In an increasingly polarized, multiracial educational landscape in the US, education policy and research that centers civil rights protections is ever more crucial to foster equitable student experiences in K-12 schools. Through this inaugural initiative, the AdvancED Equity team will inform research, policy, and practice that centers civil rights policies and enforcement in the US through three interrelated aims:

  1. Conference for interdisciplinary agenda setting

  2. Harmonization and dissemination of shared public data resources from the Office for Civil Rights

  3. Analysis of historic civil rights data

Overview

In the 1960s, when OCR issued guidelines for desegregating schools to enforce the 1964 Civil Rights Act, it dramatically transformed student experiences in southern schools within a decade, especially opening opportunities to better resourced schools for Black students. Today, OCR retains broad bipartisan support and has a unique role in facilitating equitable educational opportunity structures that include all students and foundationally shape student experiences across the country. Yet, despite its significance for millions of children, education policy researchers have, until recently, paid limited attention to the various enforcement activities of OCR even as it has expanded its efforts to meet the civil rights challenges of the 21st century.

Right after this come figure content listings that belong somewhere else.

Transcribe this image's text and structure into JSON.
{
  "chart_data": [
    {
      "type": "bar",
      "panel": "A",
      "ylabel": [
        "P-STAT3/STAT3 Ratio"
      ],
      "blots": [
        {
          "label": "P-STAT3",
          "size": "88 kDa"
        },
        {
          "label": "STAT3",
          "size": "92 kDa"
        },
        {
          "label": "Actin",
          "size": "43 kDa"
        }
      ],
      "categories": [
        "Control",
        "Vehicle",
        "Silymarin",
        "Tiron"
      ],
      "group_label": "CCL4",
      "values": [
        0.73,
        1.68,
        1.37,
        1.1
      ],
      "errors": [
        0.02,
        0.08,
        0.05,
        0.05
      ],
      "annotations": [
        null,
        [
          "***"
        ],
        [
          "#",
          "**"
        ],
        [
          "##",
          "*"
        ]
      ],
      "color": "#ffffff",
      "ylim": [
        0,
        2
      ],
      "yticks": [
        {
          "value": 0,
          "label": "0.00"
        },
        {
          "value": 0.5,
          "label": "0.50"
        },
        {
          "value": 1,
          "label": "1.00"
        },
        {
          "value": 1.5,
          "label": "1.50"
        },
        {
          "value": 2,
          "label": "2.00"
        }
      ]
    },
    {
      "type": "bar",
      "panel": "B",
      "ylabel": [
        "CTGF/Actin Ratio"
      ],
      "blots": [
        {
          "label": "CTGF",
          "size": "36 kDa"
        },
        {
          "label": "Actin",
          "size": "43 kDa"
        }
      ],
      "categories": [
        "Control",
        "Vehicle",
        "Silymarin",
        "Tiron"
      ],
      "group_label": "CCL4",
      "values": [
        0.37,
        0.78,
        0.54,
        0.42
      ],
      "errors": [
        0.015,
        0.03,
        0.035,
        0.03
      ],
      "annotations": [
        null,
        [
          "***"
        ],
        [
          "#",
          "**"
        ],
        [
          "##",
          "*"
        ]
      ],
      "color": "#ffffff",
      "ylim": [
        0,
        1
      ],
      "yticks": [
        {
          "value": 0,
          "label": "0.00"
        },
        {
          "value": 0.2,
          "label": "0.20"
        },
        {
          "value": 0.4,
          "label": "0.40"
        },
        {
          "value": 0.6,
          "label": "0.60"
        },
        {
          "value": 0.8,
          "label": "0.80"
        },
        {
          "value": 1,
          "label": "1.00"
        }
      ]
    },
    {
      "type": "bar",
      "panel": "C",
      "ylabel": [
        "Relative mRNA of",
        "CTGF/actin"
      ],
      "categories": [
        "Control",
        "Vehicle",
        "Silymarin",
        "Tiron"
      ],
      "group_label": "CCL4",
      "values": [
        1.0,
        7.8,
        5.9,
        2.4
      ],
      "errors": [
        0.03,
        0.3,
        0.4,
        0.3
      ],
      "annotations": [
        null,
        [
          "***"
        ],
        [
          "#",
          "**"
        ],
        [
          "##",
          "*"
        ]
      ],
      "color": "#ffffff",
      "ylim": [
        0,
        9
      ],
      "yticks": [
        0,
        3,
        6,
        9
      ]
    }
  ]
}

Scholars and practitioners have made important calls to center civil rights protections within the federal education policy agenda. Yet, a unifying research agenda that is rigorous, policy-relevant, and can guide the field to better understand how civil rights protections shape student experiences, is lacking. Specifically, shared knowledge-building and dissemination of OCR’s key functions, the structures it creates, and the impact it has on promoting equitable student experiences is both novel and a required addition to the student experience research agenda.

Core Aims

We have three core aims as part of this initiative:

  • Aim 1: Develop a core, interdisciplinary, research agenda that focuses on federal civil rights policies in educational institutions by bringing interdisciplinary experts together. We will organize a two-day conference to build consensus on an interdisciplinary research agenda that aligns and bridges work on civil rights protections across research, practice, and policy in the US.

CONFERENCE 2024

  • Aim 2: Harmonize quantitative and qualitative data resources from the OCR. We will integrate the rich (but often disparate) data resources published by the OCR to improve research that examines if, for whom, and in what contexts student experiences are equitable.

DATA

  • Aim 3: Analyze the historical Civil Rights Data Collection (CRDC). We will examine the long-term trends and patterns in the CRDC (1968-present) with particular emphasis on how access and barriers to educational opportunities in the US have changed for students from marginalized backgrounds.